On Wed, Mar 30, 2005, Peter Jeremy wrote:
> On Tue, 2005-Mar-29 22:57:28 -0500, jason henson wrote:
> >Later in that thread they discuss skipping the restore state to make
> >things faster. The minimum buffer size they say this will be good for
> >is between 2-4k. Does this make sense, or am I showing my ignorance?
> Yes. There are a variety of options for saving/restoring FPU state:
> a) save FPU state on kernel entry
> b) save FPU state on a context switch (or if the kernel wants the FPU)
> c) only save FPU state if a different process (or the kernel) wants the FPU
> 1) restore FPU on kernel exit
> 2) restore FPU state if a process wants the FPU.
> a and 1 are the most obvious - that's the way the integer registers are
> I thought FreeBSD used to be c2 but it seems it has been changed to b2
> since I looked last.
> Based on the mail above, it looks like Dfly was changed from 1 to 2
> (I'm not sure if it's 'a' or 'c' on save).
> On the i386 (and probably most other CPUs), you can place the FPU into
> am "unavailable" state. This means that any attempt to use it will
> trigger a trap. The kernel will then restore FPU state and return.

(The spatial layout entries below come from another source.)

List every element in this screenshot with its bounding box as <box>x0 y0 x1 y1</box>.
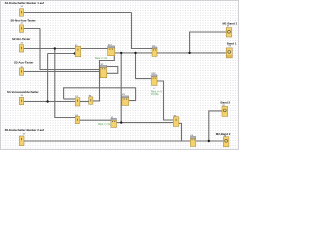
switch S5 <box>19 136 24 146</box>
wire drop x47 <box>47 54 49 102</box>
contact K1 (A) <box>75 46 81 56</box>
wire P3 row <box>80 119 111 121</box>
svg-text:S2-Ein-Taster: S2-Ein-Taster <box>12 37 31 41</box>
svg-text:S1-Endschalter Bunker 1 auf: S1-Endschalter Bunker 1 auf <box>5 1 44 5</box>
switch S4 <box>19 97 23 104</box>
switch S2 <box>19 45 23 52</box>
node K1 row dot2 <box>134 52 136 54</box>
contact P3 <box>75 116 79 123</box>
node S2/S3 dot <box>54 47 56 49</box>
wire riser to M1 <box>190 32 227 53</box>
relay B timer <box>108 46 115 56</box>
lamp P2 <box>89 97 93 104</box>
relay Q timer <box>111 118 117 127</box>
wire Not-Aus drop <box>40 29 100 70</box>
green annotations <box>95 57 162 126</box>
svg-text:S4-Vorauswahlschalter: S4-Vorauswahlschalter <box>7 90 39 94</box>
wire S0 Not-Aus out <box>24 28 41 30</box>
wire S4 row <box>24 101 76 103</box>
junction dots <box>46 47 210 142</box>
wire S1 drop to K1 coil <box>132 13 153 49</box>
wire drop x54 <box>55 49 75 118</box>
wire drop x135 to K2 coil <box>136 53 152 79</box>
svg-text:Rest t = 0s: Rest t = 0s <box>95 57 108 60</box>
relay L K3 <box>122 96 129 106</box>
switch S1 <box>19 9 23 16</box>
wire P1-P2 link <box>80 101 89 103</box>
tiny component ids <box>21 6 232 137</box>
node Band1 dot <box>188 52 190 54</box>
motor M2 <box>223 137 229 147</box>
wire riser to Band2 <box>209 111 222 141</box>
wire S5 row <box>24 140 190 142</box>
node S4 row dot <box>46 100 48 102</box>
wire a upper feedback row <box>64 98 76 100</box>
relay E K1 <box>152 47 157 56</box>
wire R to J <box>196 140 224 142</box>
svg-text:Rest t = 0s: Rest t = 0s <box>98 123 111 126</box>
node S5 row dot <box>208 140 210 142</box>
wire M right drop <box>179 123 182 141</box>
node K1 row dot1 <box>120 52 122 54</box>
canvas background <box>0 0 239 150</box>
svg-text:15.00s: 15.00s <box>151 93 159 96</box>
wire P2 riser to B bottom <box>93 56 114 101</box>
contact M <box>173 117 179 127</box>
svg-text:M1-Band 1: M1-Band 1 <box>223 21 238 25</box>
wire C loop <box>107 67 118 74</box>
wire S1 row top <box>24 12 132 14</box>
switch S3 <box>19 68 23 75</box>
svg-text:M: M <box>224 135 226 137</box>
wire drop x121 <box>120 53 122 123</box>
lamp Band 2 <box>222 106 228 116</box>
lamp Band 1 <box>226 48 232 58</box>
wire K1 row <box>115 52 152 54</box>
node A lower dot <box>74 52 76 54</box>
wire row to contact M lower <box>121 122 173 124</box>
svg-text:M: M <box>227 25 229 27</box>
relay C K2 <box>100 65 107 77</box>
wire A to B <box>81 48 108 50</box>
wire S3 row <box>24 71 101 73</box>
node M row dot <box>120 121 122 123</box>
svg-text:Band 2: Band 2 <box>221 101 231 105</box>
wire K2 coil right corner <box>157 81 173 120</box>
svg-text:S5-Endschalter Bunker 2 auf: S5-Endschalter Bunker 2 auf <box>5 128 44 132</box>
svg-text:S0-Not-Aus-Taster: S0-Not-Aus-Taster <box>11 18 37 22</box>
svg-text:S3-Aus-Taster: S3-Aus-Taster <box>14 61 34 65</box>
motor M1 <box>226 28 232 37</box>
switch S0 Not-Aus <box>19 25 23 32</box>
wire K1 row right <box>157 52 226 54</box>
wire S2 row <box>24 48 76 50</box>
wire Q out <box>117 122 122 124</box>
wire a riser and span <box>64 88 136 101</box>
relay R <box>190 136 195 146</box>
relay N timer K2 <box>152 75 158 86</box>
wire A lower left <box>48 53 75 55</box>
contact P1 <box>75 98 80 106</box>
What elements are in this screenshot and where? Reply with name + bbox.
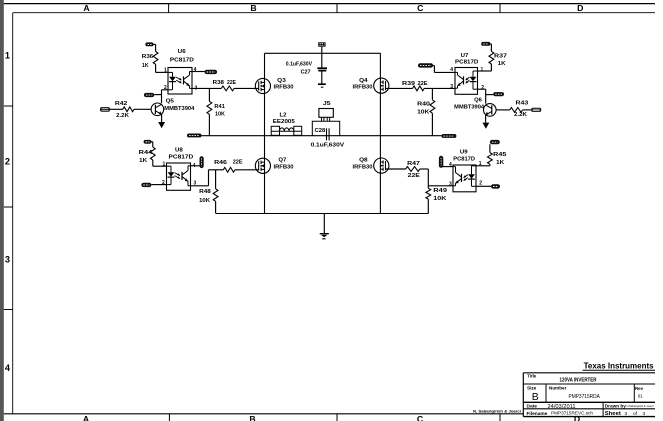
svg-text:Drawn by: Drawn by bbox=[605, 404, 626, 410]
svg-text:2: 2 bbox=[481, 85, 484, 91]
svg-text:4: 4 bbox=[5, 363, 11, 373]
svg-text:1: 1 bbox=[5, 50, 10, 60]
svg-text:Q5: Q5 bbox=[166, 98, 175, 104]
svg-text:120VA INVERTER: 120VA INVERTER bbox=[560, 377, 597, 383]
svg-text:R42: R42 bbox=[115, 101, 127, 107]
svg-text:C28: C28 bbox=[315, 128, 326, 134]
svg-text:A: A bbox=[83, 414, 90, 421]
svg-text:MMBT3904: MMBT3904 bbox=[164, 106, 195, 112]
svg-text:Date: Date bbox=[527, 404, 538, 410]
svg-text:Title: Title bbox=[527, 374, 537, 379]
svg-text:2: 2 bbox=[5, 157, 10, 167]
svg-text:R44: R44 bbox=[139, 150, 154, 156]
svg-text:IRFB30: IRFB30 bbox=[353, 85, 373, 91]
svg-text:Q4: Q4 bbox=[359, 78, 368, 84]
svg-text:1K: 1K bbox=[142, 63, 149, 69]
svg-text:PMP3715RDA: PMP3715RDA bbox=[569, 394, 601, 400]
svg-text:3: 3 bbox=[450, 84, 453, 90]
svg-text:22E: 22E bbox=[418, 81, 428, 87]
svg-text:MMBT3904: MMBT3904 bbox=[454, 104, 485, 110]
svg-text:Size: Size bbox=[527, 385, 537, 390]
svg-text:R36: R36 bbox=[142, 54, 154, 60]
svg-text:J5: J5 bbox=[323, 101, 332, 107]
svg-text:B: B bbox=[249, 414, 255, 421]
svg-text:R46: R46 bbox=[214, 160, 227, 166]
svg-text:R40: R40 bbox=[417, 102, 430, 108]
svg-text:D: D bbox=[577, 3, 583, 13]
svg-text:U8: U8 bbox=[175, 147, 184, 153]
svg-text:U6: U6 bbox=[178, 49, 187, 55]
svg-text:PC817D: PC817D bbox=[170, 57, 194, 63]
svg-text:B: B bbox=[250, 3, 256, 13]
svg-text:U9: U9 bbox=[460, 149, 468, 155]
svg-text:Number: Number bbox=[549, 385, 567, 390]
svg-text:PC817D: PC817D bbox=[453, 157, 475, 163]
svg-text:0.1uF,630V: 0.1uF,630V bbox=[311, 143, 345, 149]
svg-text:1K: 1K bbox=[139, 158, 147, 164]
svg-text:EE2005: EE2005 bbox=[273, 119, 295, 125]
svg-text:R49: R49 bbox=[433, 188, 447, 194]
svg-text:3: 3 bbox=[643, 411, 646, 417]
svg-text:C: C bbox=[417, 3, 424, 13]
svg-text:3: 3 bbox=[449, 181, 452, 187]
svg-text:C27: C27 bbox=[301, 70, 311, 76]
svg-text:Texas Instruments: Texas Instruments bbox=[584, 362, 655, 371]
svg-text:IRFB30: IRFB30 bbox=[353, 165, 373, 171]
svg-text:N.Sabarigirish & Joarci: N.Sabarigirish & Joarci bbox=[627, 404, 654, 408]
svg-text:A: A bbox=[83, 3, 90, 13]
svg-text:R48: R48 bbox=[199, 189, 211, 195]
svg-text:IRFB30: IRFB30 bbox=[274, 165, 294, 171]
svg-text:Q8: Q8 bbox=[359, 157, 368, 163]
svg-text:3: 3 bbox=[625, 411, 628, 417]
svg-text:24/03/2011: 24/03/2011 bbox=[548, 404, 576, 410]
svg-text:R37: R37 bbox=[494, 54, 507, 60]
svg-text:2: 2 bbox=[479, 181, 482, 187]
svg-text:Q6: Q6 bbox=[474, 97, 482, 103]
svg-text:1: 1 bbox=[481, 67, 484, 73]
svg-text:R38: R38 bbox=[213, 80, 224, 86]
svg-text:22E: 22E bbox=[233, 160, 243, 166]
svg-text:22E: 22E bbox=[408, 173, 421, 179]
svg-text:Q3: Q3 bbox=[277, 78, 286, 84]
svg-text:Q7: Q7 bbox=[278, 157, 286, 163]
svg-text:Rev: Rev bbox=[635, 386, 644, 391]
svg-text:1K: 1K bbox=[496, 160, 504, 166]
svg-text:Filename: Filename bbox=[527, 411, 548, 417]
svg-text:10K: 10K bbox=[215, 112, 225, 118]
svg-text:10K: 10K bbox=[417, 110, 429, 116]
svg-text:N. Sabarigirish & Joarci: N. Sabarigirish & Joarci bbox=[473, 409, 521, 413]
svg-text:3: 3 bbox=[5, 255, 10, 265]
svg-text:Sheet: Sheet bbox=[605, 411, 621, 417]
svg-text:R41: R41 bbox=[214, 104, 225, 110]
svg-text:PC817D: PC817D bbox=[455, 60, 478, 66]
svg-text:L2: L2 bbox=[280, 112, 287, 118]
svg-text:PC817D: PC817D bbox=[169, 155, 194, 161]
svg-text:B: B bbox=[532, 392, 539, 403]
svg-text:1K: 1K bbox=[498, 61, 506, 67]
svg-text:22E: 22E bbox=[227, 80, 236, 86]
svg-text:R39: R39 bbox=[402, 81, 415, 87]
svg-text:IRFB30: IRFB30 bbox=[274, 85, 294, 91]
svg-text:R47: R47 bbox=[407, 161, 420, 167]
svg-text:4: 4 bbox=[194, 67, 197, 73]
svg-text:2.2K: 2.2K bbox=[116, 113, 129, 119]
svg-text:R45: R45 bbox=[493, 152, 506, 158]
svg-text:PMP3715REVC.sch: PMP3715REVC.sch bbox=[551, 411, 593, 416]
svg-text:R43: R43 bbox=[516, 101, 529, 107]
svg-text:U7: U7 bbox=[461, 53, 469, 59]
svg-text:C: C bbox=[417, 414, 424, 421]
svg-text:of: of bbox=[633, 411, 638, 417]
svg-text:2.2K: 2.2K bbox=[514, 112, 527, 118]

> On a normal system call, if the FPU hasn't been used, the kernel will
> see that it's still in an "unavailable" state and can avoid saving the
> state. (On an i386, "unavailable" state is achieved by either setting
> CR0_TS or CR0_EM). This means you avoid having to always restore FPU
> state at the expense of an additional trap if the process actually
> uses the FPU.
This is basically what FreeBSD does on i386 and amd64. (As a
disclaimer, I haven't read the code very carefully, so I might be
missing some of the details.) Upon taking a trap for a process
that has never used the FPU before, we save the FPU state for the
last process to use the FPU, then load a fresh FPU state. On
subsequent context switches, the FPU state for processes that have
already used the FPU gets loaded before entering user mode, I
think. I haven't studied the code in enough detail to know what
happens for SMP, where a process could be scheduled on a different
processor before its FPU state is saved on the first processor.